Weekly Brief: Volvo to build large self-driving fleet for Uber

Uber wants up to 24,000 self-driving cars whisking around American cities within five years. Andrew Tolve reports.

It would be easy write off Uber as the frontrunner to commercialise self-driving technology, what with all of its troubles in 2017, from the sacking of its CEO to the Waymo lawsuit to the latest revelation that the company paid hackers hush money over a security breach in 2016. You don’t tell that to Uber because it has just announced ambitious plans to build out a fleet of up to 24,000 self-driving cars for its ridesharing network in the coming five years.

The vehicles will be Volvo‘s flagship XC90 SUVs, beefed up with a self-driving system that Uber’s Advanced Technologies division is still developing. Volvo and Uber signed a $300M (£224M) deal back in 2016 to develop self-driving cars and have already jointly built 200 XC90 self-driving prototypes; this latest deal will take those models to scale between 2019 and 2021. Uber won’t say when its new fleet will be deployed to paying customers.

Back to the hack, Uber now admits that hackers stole personal information of 57M customers and drivers, including the drivers’ licenses of 600,000 drivers, in 2016. Rather than let the proper authorities and the public know at the time, the company elected to cover it up by paying hackers $100,000 to destroy the information. The US Federal Trade Commission is likely to impose penalties, dozens of US states are expected to sue for failing security breach notification laws, while Britain’s National Cyber Security Centre and National Crime Agency are both investigating the matter.

Tesla published pricing for its new all electric semi-autonomous articulated truck. The big rig will start at $150,000; that’s for a battery that delivers 300 miles on a single charge. For $180,000 you get a range of 500 miles and, for $200,000, you get 500 miles in range plus a guarantee of getting one of the first 1,000 trucks built, which might be worth it given Tesla’s history of manufacturing delays. As a point of comparison, a typical diesel big rig goes for upwards of $100,000, has vastly superior refuelling infrastructure and, currently, a much lower carbon footprint for environmentalists to ponder.

Lyft got cleared to test autonomous vehicles on public roads in California. The ridesharing company has partnered with other tech companies like Drive.ai and Waymo for self-driving initiatives in the past but the permit via the California DMV would suggest that Lyft is nearing completion on its own self-driving software. Lyft also announced that it’s looking to raise another $500M on top of the $1Bn round it closed in October.

Both Audi and Mercedes-Benz are exploring new cockpit designs for the next generation of digital integration. Mercedes gave a sneak peek at the interior of the 2018 A-Class, which replaces the traditional dashboard with a ribbon of 3D screens running from behind the steering wheel across to the centre console. One of the 3D screens displays the instrument cluster, the second navigation and infotainment.

Audi’s 2018 A8 also offers a digital touchscreen for an instrument cluster, although here drivers can arrange the icons however they please (speedometer down here, fuel gauge over there, temperature gauge up top, etc.). It also offers an infotainment system with two large stacked touch displays positioned in the centre console. The lower control panel operates the climate control and convenience features, while up top manages music, navigation and more.

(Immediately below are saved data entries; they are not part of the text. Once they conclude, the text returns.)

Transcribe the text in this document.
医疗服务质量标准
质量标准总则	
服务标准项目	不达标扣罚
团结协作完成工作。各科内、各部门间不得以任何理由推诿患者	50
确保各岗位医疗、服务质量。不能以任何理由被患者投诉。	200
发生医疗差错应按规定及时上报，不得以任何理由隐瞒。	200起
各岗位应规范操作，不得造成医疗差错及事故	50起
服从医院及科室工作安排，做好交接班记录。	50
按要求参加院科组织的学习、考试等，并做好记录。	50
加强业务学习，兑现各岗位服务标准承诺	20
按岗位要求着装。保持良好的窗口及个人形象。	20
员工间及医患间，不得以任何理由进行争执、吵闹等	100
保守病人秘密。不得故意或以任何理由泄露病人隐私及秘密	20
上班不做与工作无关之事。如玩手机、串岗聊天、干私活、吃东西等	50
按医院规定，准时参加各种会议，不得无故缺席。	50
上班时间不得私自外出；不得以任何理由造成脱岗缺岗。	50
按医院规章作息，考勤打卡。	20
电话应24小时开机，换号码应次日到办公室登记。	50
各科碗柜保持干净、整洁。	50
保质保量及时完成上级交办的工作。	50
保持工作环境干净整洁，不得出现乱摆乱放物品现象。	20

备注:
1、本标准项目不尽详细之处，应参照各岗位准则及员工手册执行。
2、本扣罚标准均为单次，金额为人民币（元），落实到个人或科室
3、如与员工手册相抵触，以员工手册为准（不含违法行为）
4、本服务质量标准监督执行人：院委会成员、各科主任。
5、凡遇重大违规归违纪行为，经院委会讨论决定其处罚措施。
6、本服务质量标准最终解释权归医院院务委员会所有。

Finally, BMW unveiled a lofty, dare we say farfetched, plan to build elevated bike lanes in cities around the world. Dubbed the E3 Way, the lanes would allow motorcycles and electric bikes to zip away from traditional cars and pedestrians, up onto elevated skyways with a speed limit of 15mph. The system would optimise traffic flow with automated video surveillance systems and artificial intelligence as well as through the integration of smart city ecosystems. As for how to cover the cost of the infrastructure, the onramps, the AI? BMW fails to mention that.

The Weekly Brief is a round-up of the week’s top telematics news, combining TU-Automotive analysis with information from industry sources.